Currently, my computer is not holding up, so I'm using my iPhone to fulfill all my blog writing needs. So if anything is misspelled, or formatting is weird, blame the iPhone!:) And any time that you'd like to get in touch, ask questions or just say hi and tell me how much you miss me, feel free to comment, or send a FB message! 

Lots of love, 
Hannah 


1 comment:

  1. Girl, give me your address, and I'll send you a postcard from my part of the world! I've found some mildly funny ones, particularly because they relate to my specific neighborhood in San Francisco.
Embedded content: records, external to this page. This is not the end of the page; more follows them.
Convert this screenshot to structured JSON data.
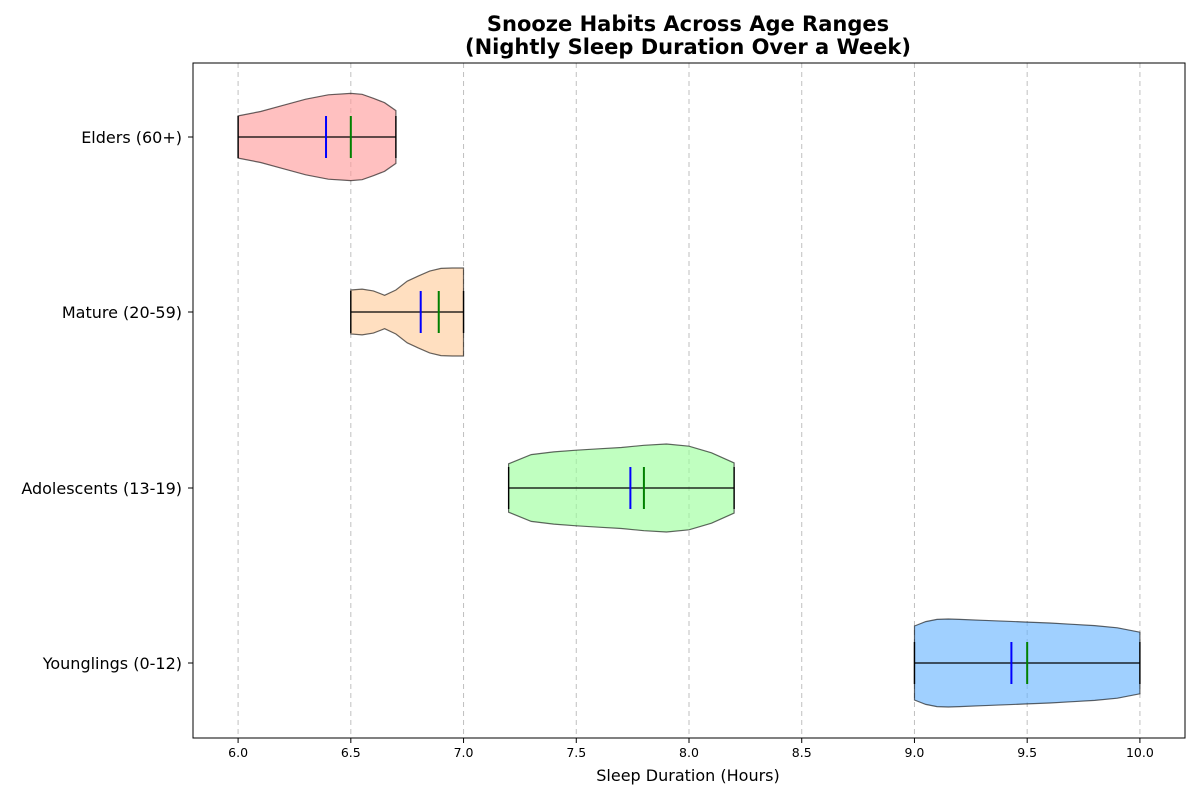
{
  "chart_data": {
    "type": "violin",
    "orientation": "horizontal",
    "title_line1": "Snooze Habits Across Age Ranges",
    "title_line2": "(Nightly Sleep Duration Over a Week)",
    "xlabel": "Sleep Duration (Hours)",
    "xlim": [
      5.8,
      10.2
    ],
    "xticks": [
      "6.0",
      "6.5",
      "7.0",
      "7.5",
      "8.0",
      "8.5",
      "9.0",
      "9.5",
      "10.0"
    ],
    "xgrid": true,
    "categories": [
      "Younglings (0-12)",
      "Adolescents (13-19)",
      "Mature (20-59)",
      "Elders (60+)"
    ],
    "series": [
      {
        "name": "Younglings (0-12)",
        "color": "#66b3ff",
        "min": 9.0,
        "max": 10.0,
        "mean": 9.43,
        "median": 9.5,
        "density_x": [
          9.0,
          9.05,
          9.1,
          9.15,
          9.2,
          9.3,
          9.4,
          9.5,
          9.6,
          9.7,
          9.8,
          9.9,
          10.0
        ],
        "density_w": [
          0.84,
          0.94,
          0.99,
          1.0,
          0.99,
          0.97,
          0.95,
          0.93,
          0.91,
          0.88,
          0.85,
          0.8,
          0.7
        ]
      },
      {
        "name": "Adolescents (13-19)",
        "color": "#99ff99",
        "min": 7.2,
        "max": 8.2,
        "mean": 7.74,
        "median": 7.8,
        "density_x": [
          7.2,
          7.3,
          7.4,
          7.5,
          7.6,
          7.7,
          7.8,
          7.9,
          8.0,
          8.1,
          8.2
        ],
        "density_w": [
          0.55,
          0.76,
          0.82,
          0.86,
          0.89,
          0.92,
          0.97,
          1.0,
          0.95,
          0.8,
          0.57
        ]
      },
      {
        "name": "Mature (20-59)",
        "color": "#ffcc99",
        "min": 6.5,
        "max": 7.0,
        "mean": 6.81,
        "median": 6.89,
        "density_x": [
          6.5,
          6.55,
          6.6,
          6.65,
          6.7,
          6.75,
          6.8,
          6.85,
          6.9,
          6.95,
          7.0
        ],
        "density_w": [
          0.5,
          0.52,
          0.48,
          0.38,
          0.5,
          0.7,
          0.82,
          0.93,
          0.99,
          1.0,
          1.0
        ]
      },
      {
        "name": "Elders (60+)",
        "color": "#ff9999",
        "min": 6.0,
        "max": 6.7,
        "mean": 6.39,
        "median": 6.5,
        "density_x": [
          6.0,
          6.1,
          6.2,
          6.3,
          6.4,
          6.5,
          6.55,
          6.6,
          6.65,
          6.7
        ],
        "density_w": [
          0.48,
          0.58,
          0.72,
          0.86,
          0.96,
          0.99,
          0.97,
          0.88,
          0.78,
          0.6
        ]
      }
    ],
    "mean_color": "#0000ff",
    "median_color": "#008000",
    "extrema_color": "#000000"
  }
}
    Anyway, yay for vacations! I'm rather jealous of all the ones you've been able to take so far! Oh, yes, I suppose there is something to be said for separation of church and state, but it does bring back nostalgic memories of traveling through Cairo and Paris during the many Catholic holidays that occur in Austria in the springtime. Ah, the memories.

    So lady friend! I'm happy that you're having some happy times too! Soak them up as much as you can (though it doesn't seem like you need that advice!). You're the bomb dot com!